2.3 Bij memorie van antwoord hebben Kaak c.s. verweer gevoerd. Zij hebben geconcludeerd dat het hof de grieven van Rademaker ongegrond zal verklaren en het bestreden vonnis zal bekrachtigen, met veroordeling van Rademaker in de kosten van het hoger beroep.
2.4 Rademaker heeft bij brief van 3 september 2010 een akte houdende wijziging eis aangekondigd. In deze akte heeft zij een subsidiaire vordering vermeld, inhoudende dat het hof het bestreden vonnis zal vernietigen en opnieuw recht doende Kaak c.s. zal gebieden, voor zover mogelijk uitvoerbaar bij voorraad, gedurende een periode van tweeëneenhalf jaar vanaf de dag dat dit arrest wordt betekend, geen door Kaak c.s. gezamenlijk of afzonderlijk ontwikkelde en/of geproduceerde brooddeeguitrollijn, althans deegbandvormer (de Dough 3Mer) welke in functionaliteit vergelijkbaar is met de Crusto II, althans de daar onderdeel van uitmakende deegbandvormer (X-pack van Rademaker), op de wereldmarkt aan te bieden, op verbeurte van een dwangsom van € 500.000,= per overtreding van dit gebod en € 10.000,= voor iedere dag dat de betreffende overtreding voortduurt, alsmede Kaak c.s. zal veroordelen in de kosten van deze procedure.
2.5 Ter zitting van 6 september 2010 hebben partijen de zaak doen bepleiten, Rademaker door mr. P.N.A.M. Claassen, advocaat te Breda en Kaak c.s. door mr. R.P. Gasseling, advocaat te Rotterdam, beiden hebben daarbij pleitnotities in het geding gebracht.
Mr. Claassen voornoemd heeft voorafgaand aan de zitting aan Kaak c.s. en het hof de producties 32 tot en met 38 gezonden. Mr. Gasseling voornoemd heeft voorafgaand aan de zitting aan Rademaker en het hof de producties 1. en 2. en de producties A, B en C gezonden. Mr. Gasseling en mr.
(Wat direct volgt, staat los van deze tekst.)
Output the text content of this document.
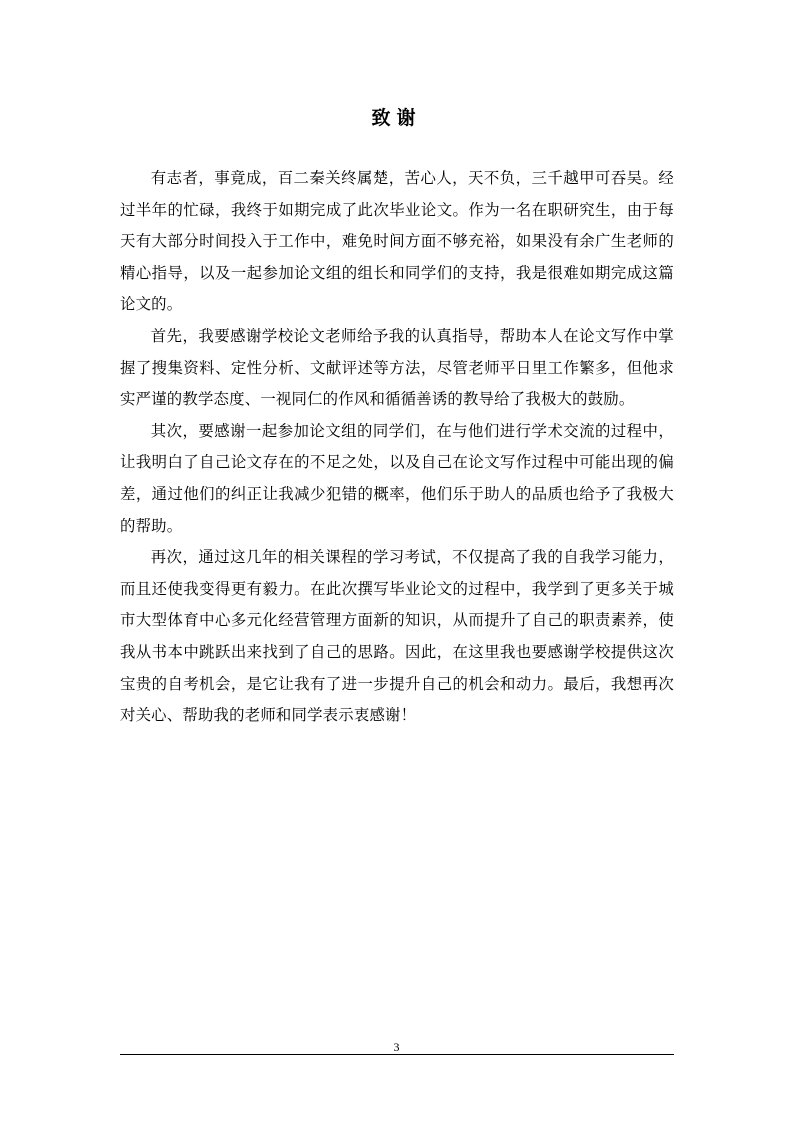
致谢

有志者，事竟成，百二秦关终属楚，苦心人，天不负，三千越甲可吞吴。经过半年的忙碌，我终于如期完成了此次毕业论文。作为一名在职研究生，由于每天有大部分时间投入于工作中，难免时间方面不够充裕，如果没有余广生老师的精心指导，以及一起参加论文组的组长和同学们的支持，我是很难如期完成这篇论文的。

首先，我要感谢学校论文老师给予我的认真指导，帮助本人在论文写作中掌握了搜集资料、定性分析、文献评述等方法，尽管老师平日里工作繁多，但他求实严谨的教学态度、一视同仁的作风和循循善诱的教导给了我极大的鼓励。

其次，要感谢一起参加论文组的同学们，在与他们进行学术交流的过程中，让我明白了自己论文存在的不足之处，以及自己在论文写作过程中可能出现的偏差，通过他们的纠正让我减少犯错的概率，他们乐于助人的品质也给予了我极大的帮助。

再次，通过这几年的相关课程的学习考试，不仅提高了我的自我学习能力，而且还使我变得更有毅力。在此次撰写毕业论文的过程中，我学到了更多关于城市大型体育中心多元化经营管理方面新的知识，从而提升了自己的职责素养，使我从书本中跳跃出来找到了自己的思路。因此，在这里我也要感谢学校提供这次宝贵的自考机会，是它让我有了进一步提升自己的机会和动力。最后，我想再次对关心、帮助我的老师和同学表示衷感谢！

3
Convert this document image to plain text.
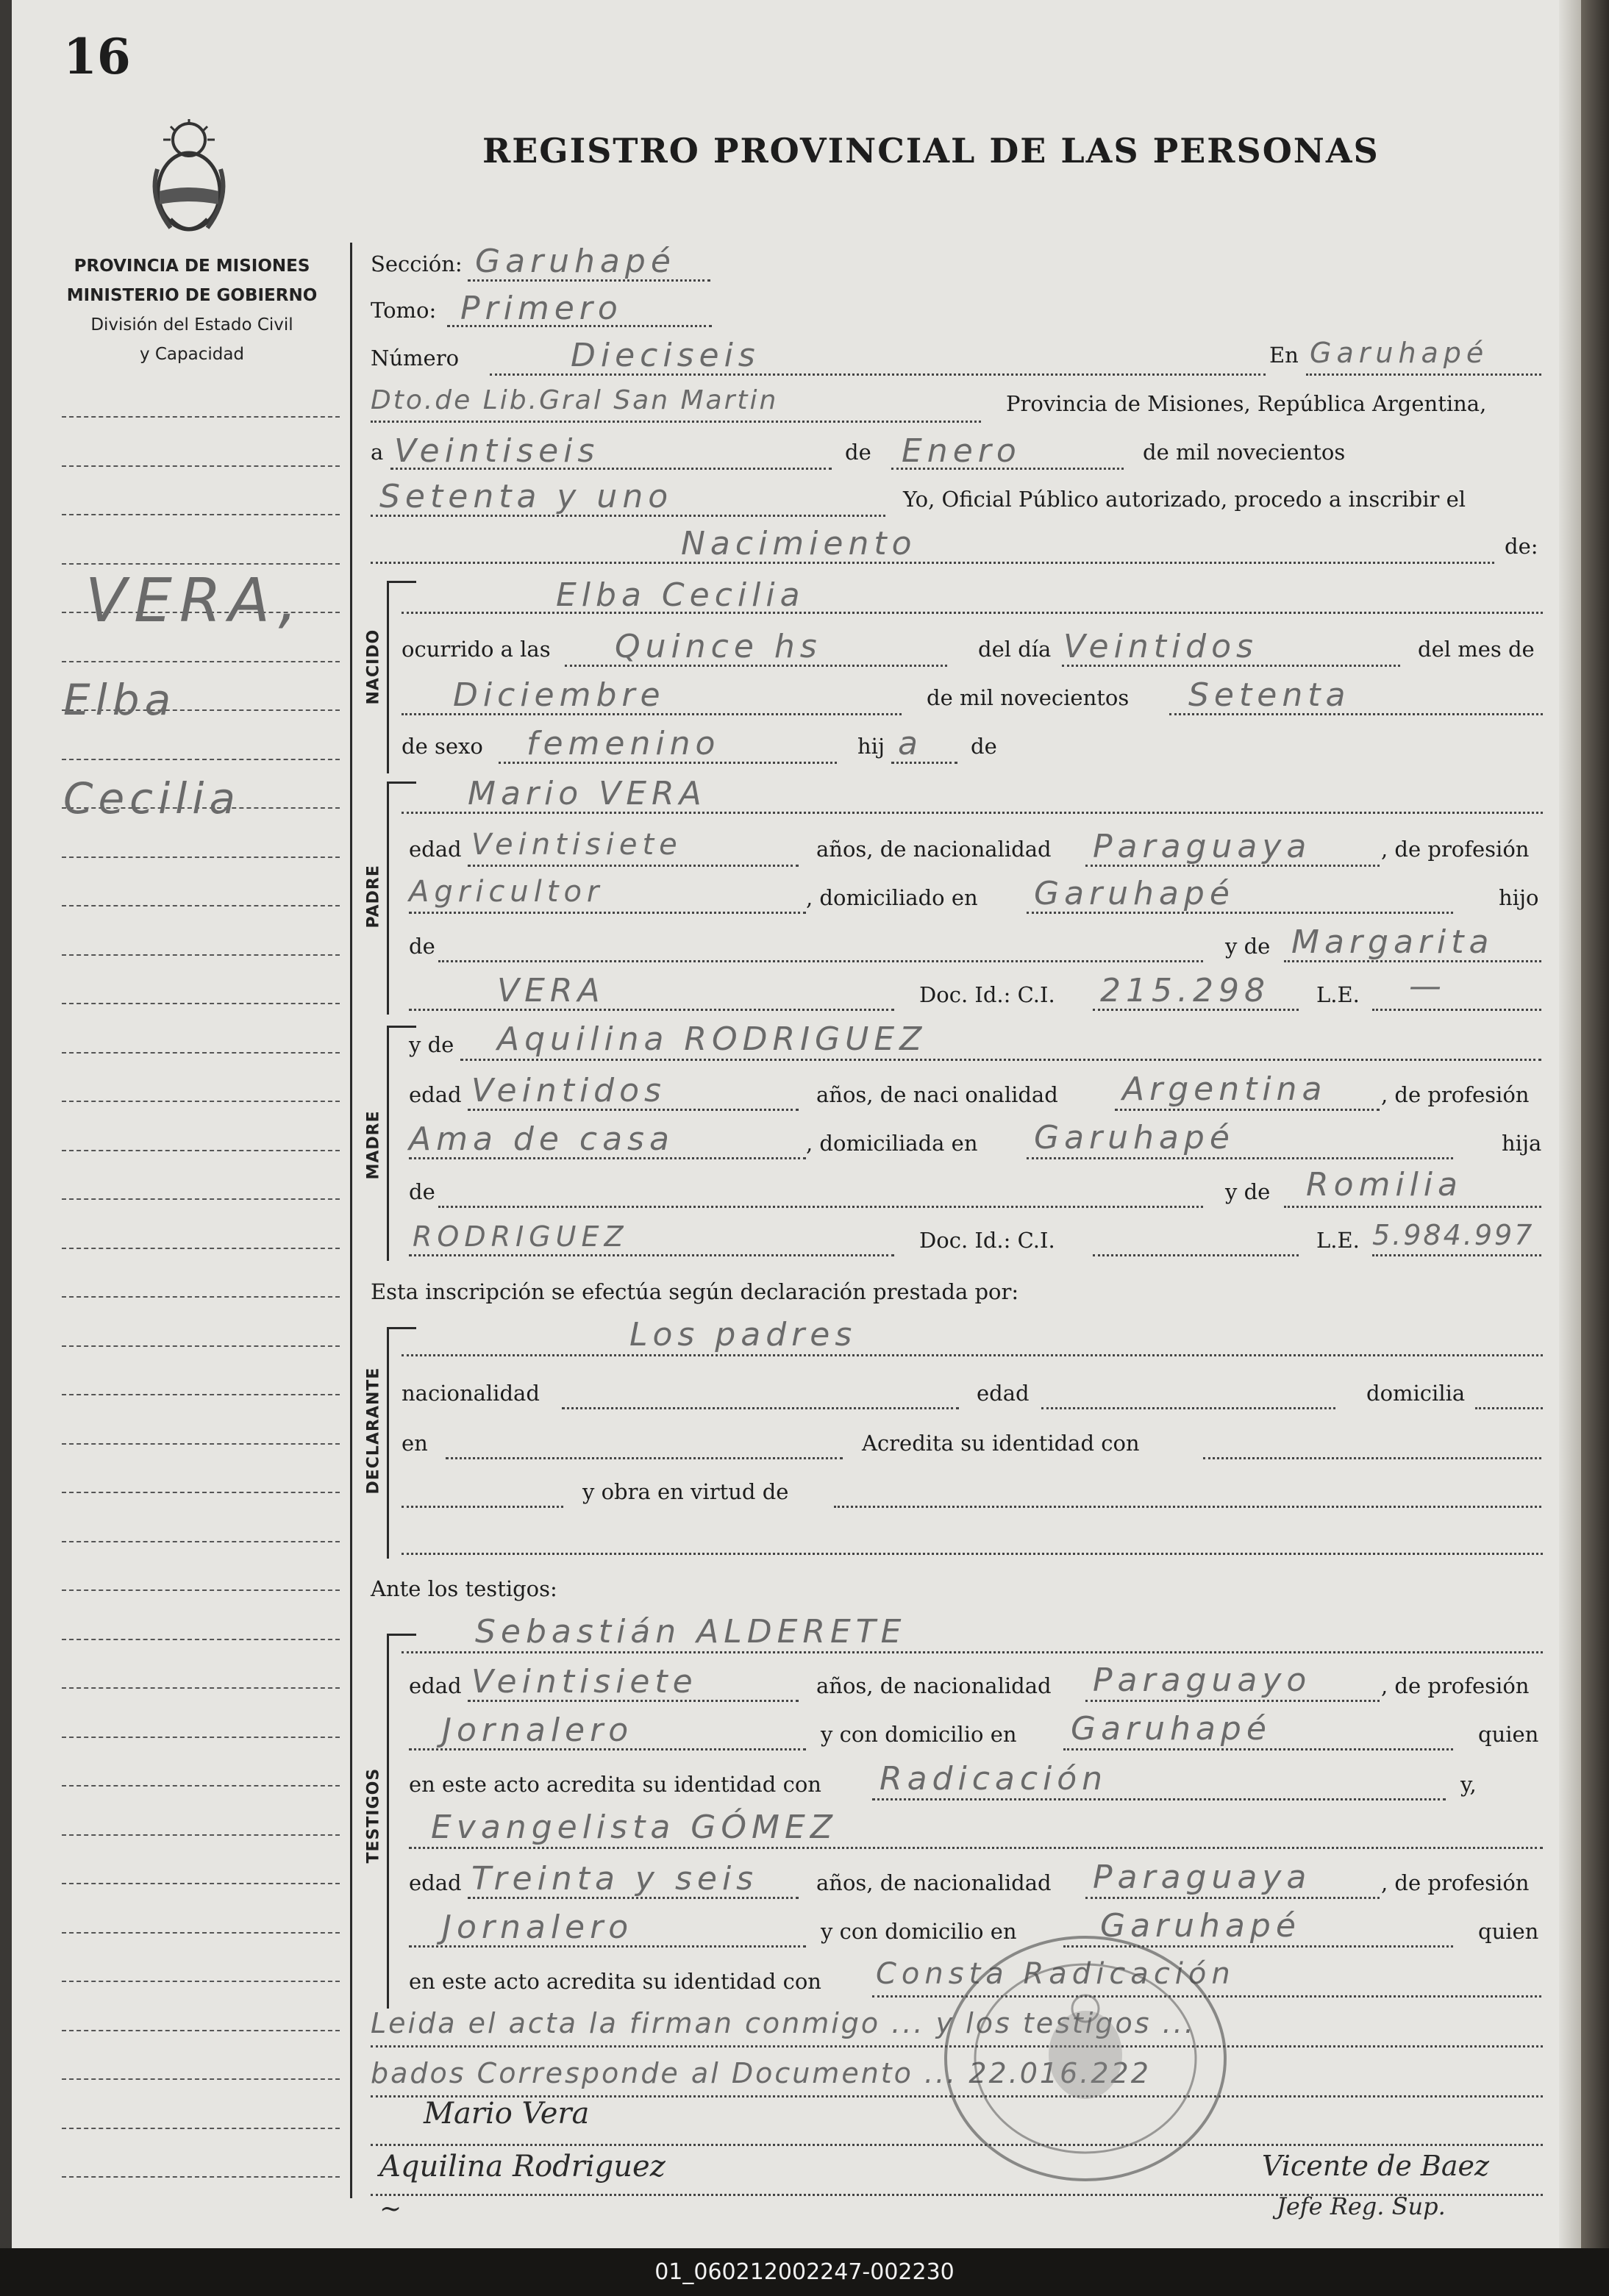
16
REGISTRO PROVINCIAL DE LAS PERSONAS
PROVINCIA DE MISIONES
MINISTERIO DE GOBIERNO
División del Estado Civil
y Capacidad
VERA,
Elba
Cecilia
NACIDO
PADRE
MADRE
DECLARANTE
TESTIGOS
Sección: Garuhapé
Tomo: Primero
Número	Dieciseis	En Garuhapé
Dto.de Lib.Gral San Martin	Provincia de Misiones, República Argentina,
a Veintiseis	de Enero	de mil novecientos
Setenta y uno	Yo, Oficial Público autorizado, procedo a inscribir el
Nacimiento	de:
Elba Cecilia
ocurrido a las Quince hs	del día Veintidos	del mes de
Diciembre	de mil novecientos Setenta
de sexo femenino	hij a de
Mario VERA
edad Veintisiete	años, de nacionalidad Paraguaya	, de profesión
Agricultor	, domiciliado en Garuhapé	hijo
de	y de Margarita
VERA	Doc. Id.: C.I. 215.298 L.E. —
y de Aquilina RODRIGUEZ
edad Veintidos	años, de naci onalidad Argentina	, de profesión
Ama de casa	, domiciliada en Garuhapé	hija
de	y de Romilia
RODRIGUEZ	Doc. Id.: C.I.	L.E. 5.984.997
Esta inscripción se efectúa según declaración prestada por:
Los padres
nacionalidad	edad	domicilia
en	Acredita su identidad con
y obra en virtud de
Ante los testigos:
Sebastián ALDERETE
edad Veintisiete	años, de nacionalidad Paraguayo	, de profesión
Jornalero	y con domicilio en Garuhapé	quien
en este acto acredita su identidad con Radicación	y,
Evangelista GÓMEZ
edad Treinta y seis	años, de nacionalidad Paraguaya	, de profesión
Jornalero	y con domicilio en	Garuhapé	quien
en este acto acredita su identidad con Consta Radicación
Leida el acta la firman conmigo ... y los testigos ...
bados Corresponde al Documento ... 22.016.222
Mario Vera
Aquilina Rodriguez	Vicente de Baez
Jefe Reg. Sup.
~
01_060212002247-002230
Claassen hebben verklaard tegen het door de advocaat van de wederpartij in het geding brengen van de hiervoor genoemde producties geen bezwaar te hebben, waarna het hof aan hen akte heeft verleend van het in het geding brengen van die producties.
Mr. Gasseling heeft verklaard evenmin (processueel) bezwaar te hebben tegen de eiswijziging van Rademaker, waarna van deze eiswijziging eveneens akte is verleend.
2.6 Vervolgens hebben Kaak c.s. stukken voor het wijzen van arrest aan het hof overgelegd, terwijl mr. Claassen namens Rademaker heeft verklaard dat het hof recht kan doen op de reeds in het geding gebrachte stukken.
2.7 Daarna heeft het hof arrest bepaald.
3.1 Het hof gaat uit van de in het bestreden vonnis onder 2.1 tot en met 2.17 vermelde feiten. Daaraan wordt het navolgende toegevoegd.
3.2 Op 5 juli 2010 heeft een voorlopig deskundigenverhoor bij de rechtbank Zutphen plaatsgevonden. Blijkens het proces-verbaal van dit verhoor is de door de rechtbank benoemde deskundige, A. Gort (hierna: Gort), opgedragen een nader deskundigenbericht uit te brengen. De deskundige heeft vervolgens bij e-mailbericht van 31 juli 2010 aan de rechtbank antwoorden verzonden op vragen die hem door mr. Claassen en mr. Gasseling zijn gesteld. In dit e-mailbericht heeft de deskundige onder meer vermeld: “Ik wil u vragen om de op- en aanmerkingen uwerzijds mij zo spoedig mogelijk te mailen. Indien er vragen zijn over de door mij geciteerde stukken dan hoor ik dat graag.” Mr. Gasseling heeft bij brief van 6 augustus 2010 commentaar geleverd op de antwoorden van de deskundige in het e mailbericht. Mr. Claassen heeft bij brief van 20 augustus 2010 een nadere vraag gesteld, waarop de deskundige bij e-mailbericht van 26 augustus 2010 heeft gereageerd.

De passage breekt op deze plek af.